Paris, June 15 (AFP/APP): Average global temperatures at the start of June were the warmest the European Union’s climate monitoring unit has ever recorded for the period, trouncing previous records by a “substantial margin”, it said on Thursday.

The news comes as the El Nino climate phenomenon has officially arrived, raising fears of extreme weather and more temperature records.
“The world has just experienced its warmest early June on record, following a month of May that was less than 0.1 degrees Celsius cooler than the warmest May on record,” said Samantha Burgess, deputy director of the Copernicus Climate Change Service (C3S).

“Global-mean surface air temperatures for the first days of June 2023 were the highest in the ERA5 data record for early June by a substantial margin,” Copernicus said.
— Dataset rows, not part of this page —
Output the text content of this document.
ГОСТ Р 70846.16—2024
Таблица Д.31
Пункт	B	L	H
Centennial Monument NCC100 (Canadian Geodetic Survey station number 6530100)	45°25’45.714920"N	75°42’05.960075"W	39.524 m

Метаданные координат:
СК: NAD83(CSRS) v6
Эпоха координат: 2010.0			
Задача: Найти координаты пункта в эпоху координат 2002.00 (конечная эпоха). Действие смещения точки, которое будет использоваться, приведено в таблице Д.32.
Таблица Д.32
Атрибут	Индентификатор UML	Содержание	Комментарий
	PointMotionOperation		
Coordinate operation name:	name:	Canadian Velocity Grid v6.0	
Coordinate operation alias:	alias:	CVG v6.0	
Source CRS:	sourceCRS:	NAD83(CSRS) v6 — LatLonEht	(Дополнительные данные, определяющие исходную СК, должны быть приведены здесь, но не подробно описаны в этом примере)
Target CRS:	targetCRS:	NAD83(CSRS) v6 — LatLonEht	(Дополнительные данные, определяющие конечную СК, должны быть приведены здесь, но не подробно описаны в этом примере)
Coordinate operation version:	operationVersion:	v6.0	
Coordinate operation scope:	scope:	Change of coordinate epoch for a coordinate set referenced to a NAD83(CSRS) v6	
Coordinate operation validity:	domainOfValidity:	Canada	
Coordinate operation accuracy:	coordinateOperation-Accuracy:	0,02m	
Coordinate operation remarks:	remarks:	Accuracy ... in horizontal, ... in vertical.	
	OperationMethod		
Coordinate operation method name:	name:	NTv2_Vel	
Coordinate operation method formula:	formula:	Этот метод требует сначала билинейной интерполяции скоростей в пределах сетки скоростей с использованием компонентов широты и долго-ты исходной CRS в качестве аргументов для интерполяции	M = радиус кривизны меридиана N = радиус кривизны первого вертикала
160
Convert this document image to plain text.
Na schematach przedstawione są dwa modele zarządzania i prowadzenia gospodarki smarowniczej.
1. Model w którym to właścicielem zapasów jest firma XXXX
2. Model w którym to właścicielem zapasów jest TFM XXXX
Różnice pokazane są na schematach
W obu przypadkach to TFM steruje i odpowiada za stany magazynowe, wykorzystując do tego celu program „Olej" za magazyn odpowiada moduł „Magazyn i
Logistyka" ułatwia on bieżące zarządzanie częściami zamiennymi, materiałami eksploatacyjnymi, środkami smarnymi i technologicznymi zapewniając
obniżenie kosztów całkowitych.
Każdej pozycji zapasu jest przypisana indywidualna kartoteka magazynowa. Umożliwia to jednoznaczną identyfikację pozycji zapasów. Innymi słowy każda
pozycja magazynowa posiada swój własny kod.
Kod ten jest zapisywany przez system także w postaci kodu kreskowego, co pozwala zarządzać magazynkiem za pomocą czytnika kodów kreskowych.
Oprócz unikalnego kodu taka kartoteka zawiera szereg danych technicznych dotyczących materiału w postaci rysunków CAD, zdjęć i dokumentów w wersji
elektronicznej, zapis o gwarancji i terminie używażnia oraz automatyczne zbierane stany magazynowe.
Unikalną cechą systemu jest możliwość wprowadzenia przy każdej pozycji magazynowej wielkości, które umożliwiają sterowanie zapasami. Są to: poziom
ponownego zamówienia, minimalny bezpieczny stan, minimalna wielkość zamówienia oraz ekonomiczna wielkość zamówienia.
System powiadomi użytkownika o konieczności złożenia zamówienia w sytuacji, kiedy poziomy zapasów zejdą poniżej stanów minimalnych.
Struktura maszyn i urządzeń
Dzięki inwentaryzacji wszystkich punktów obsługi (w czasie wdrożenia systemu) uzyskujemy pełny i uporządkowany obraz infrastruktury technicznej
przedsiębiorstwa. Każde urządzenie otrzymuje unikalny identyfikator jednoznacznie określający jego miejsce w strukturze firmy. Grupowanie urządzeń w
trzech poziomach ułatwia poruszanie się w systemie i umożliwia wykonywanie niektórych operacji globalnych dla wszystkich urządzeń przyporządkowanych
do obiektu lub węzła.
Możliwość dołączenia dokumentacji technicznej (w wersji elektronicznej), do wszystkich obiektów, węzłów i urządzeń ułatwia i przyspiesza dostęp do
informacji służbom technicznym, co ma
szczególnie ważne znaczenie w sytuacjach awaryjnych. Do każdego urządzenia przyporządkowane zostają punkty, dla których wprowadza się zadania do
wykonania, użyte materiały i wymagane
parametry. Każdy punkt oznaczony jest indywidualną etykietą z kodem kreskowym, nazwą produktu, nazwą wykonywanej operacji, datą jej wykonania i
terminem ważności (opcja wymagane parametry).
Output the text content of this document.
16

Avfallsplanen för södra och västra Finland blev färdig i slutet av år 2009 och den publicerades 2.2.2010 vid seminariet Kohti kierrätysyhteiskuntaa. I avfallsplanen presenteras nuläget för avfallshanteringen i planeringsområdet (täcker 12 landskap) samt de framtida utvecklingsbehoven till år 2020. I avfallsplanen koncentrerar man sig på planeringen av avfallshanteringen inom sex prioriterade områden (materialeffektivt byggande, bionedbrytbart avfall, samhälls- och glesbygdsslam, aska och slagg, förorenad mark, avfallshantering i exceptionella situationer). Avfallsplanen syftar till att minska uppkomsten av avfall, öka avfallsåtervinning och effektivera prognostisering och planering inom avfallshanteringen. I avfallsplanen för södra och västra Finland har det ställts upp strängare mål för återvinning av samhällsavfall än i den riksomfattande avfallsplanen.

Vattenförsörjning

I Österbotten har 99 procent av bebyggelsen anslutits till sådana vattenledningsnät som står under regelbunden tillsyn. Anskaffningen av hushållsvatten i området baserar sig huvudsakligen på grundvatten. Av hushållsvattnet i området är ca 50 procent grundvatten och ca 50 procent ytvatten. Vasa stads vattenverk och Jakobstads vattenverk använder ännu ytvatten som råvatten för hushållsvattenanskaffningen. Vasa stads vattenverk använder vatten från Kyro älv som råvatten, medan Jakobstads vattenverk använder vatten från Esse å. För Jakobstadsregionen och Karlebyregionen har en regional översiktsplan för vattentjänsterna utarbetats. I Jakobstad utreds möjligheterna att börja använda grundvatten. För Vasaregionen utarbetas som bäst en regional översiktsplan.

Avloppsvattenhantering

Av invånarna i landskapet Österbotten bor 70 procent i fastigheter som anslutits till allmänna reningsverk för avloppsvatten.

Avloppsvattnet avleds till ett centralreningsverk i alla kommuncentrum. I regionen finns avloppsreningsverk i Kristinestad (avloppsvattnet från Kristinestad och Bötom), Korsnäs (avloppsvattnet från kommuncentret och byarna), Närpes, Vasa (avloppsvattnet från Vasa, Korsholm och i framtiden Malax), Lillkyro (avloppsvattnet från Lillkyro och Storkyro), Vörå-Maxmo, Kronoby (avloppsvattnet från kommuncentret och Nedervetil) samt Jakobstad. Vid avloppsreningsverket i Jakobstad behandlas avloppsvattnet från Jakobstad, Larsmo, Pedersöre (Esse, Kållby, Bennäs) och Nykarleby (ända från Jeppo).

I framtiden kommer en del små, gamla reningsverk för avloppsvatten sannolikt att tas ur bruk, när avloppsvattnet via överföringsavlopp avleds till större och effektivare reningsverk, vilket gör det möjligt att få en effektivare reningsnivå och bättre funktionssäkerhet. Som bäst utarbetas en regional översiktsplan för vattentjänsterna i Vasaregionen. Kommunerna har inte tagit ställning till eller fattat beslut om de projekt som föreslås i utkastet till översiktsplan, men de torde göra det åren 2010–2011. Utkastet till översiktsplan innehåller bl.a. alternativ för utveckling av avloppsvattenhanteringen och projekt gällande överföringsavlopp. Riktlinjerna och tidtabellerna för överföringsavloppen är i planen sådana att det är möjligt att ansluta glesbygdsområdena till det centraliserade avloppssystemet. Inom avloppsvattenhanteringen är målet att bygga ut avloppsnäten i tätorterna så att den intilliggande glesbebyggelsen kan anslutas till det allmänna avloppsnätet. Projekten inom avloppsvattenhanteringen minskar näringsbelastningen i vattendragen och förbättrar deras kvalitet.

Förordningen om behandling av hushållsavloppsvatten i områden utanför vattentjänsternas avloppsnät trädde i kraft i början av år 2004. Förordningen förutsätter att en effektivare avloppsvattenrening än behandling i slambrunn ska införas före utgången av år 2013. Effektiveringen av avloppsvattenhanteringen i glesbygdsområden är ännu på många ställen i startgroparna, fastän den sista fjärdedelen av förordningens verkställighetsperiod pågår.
Some of the unit’s data goes back as far as 1950.

Copernicus recently announced that global oceans were warmer last month than in any other May on record.

The unit said that on June 8 and 9 this year, the global average daily temperature was about 0.4C warmer than previous records for the same days.
It also said that at the beginning of June, global temperatures exceeded pre-industrial levels by more than 1.5C, which is the most ambitious cap for global warming in the 2015 Paris Agreement.

According to the data, the daily global average temperature was at or above the 1.5C threshold between June 7-11, reaching a maximum of 1.69C above it on June 9.

– ‘Every fraction matters’ –

While it is the first time the cap has been breached in June, this limit has been exceeded several times in winter and spring in recent years.
“Every single fraction of a degree matters to avoid even more severe consequences of the climate crisis,” Burgess said.

El Nino, meaning “Little Boy” in Spanish, is marked by warmer-than-average sea surface temperatures in the central and eastern Pacific Ocean near the equator.

The weather pattern last occurred in 2018-19 and takes place every 2-7 years on average.
Most of the warmest years on record have come during El Ninos, and scientists are concerned that this summer and the next could see record temperatures on land and in the sea.

“As the current El Nino continues to develop there is good reason to expect periods in the coming 12 months during which the global-mean air temperature again exceeds pre-industrial levels by more than 1.5C,”
Copernicus said.

The monitoring unit is based in the Germany city of Bonn, where UN-led climate talks are taking place ahead of the COP28 climate summit set to be held in Dubai at the end of the year.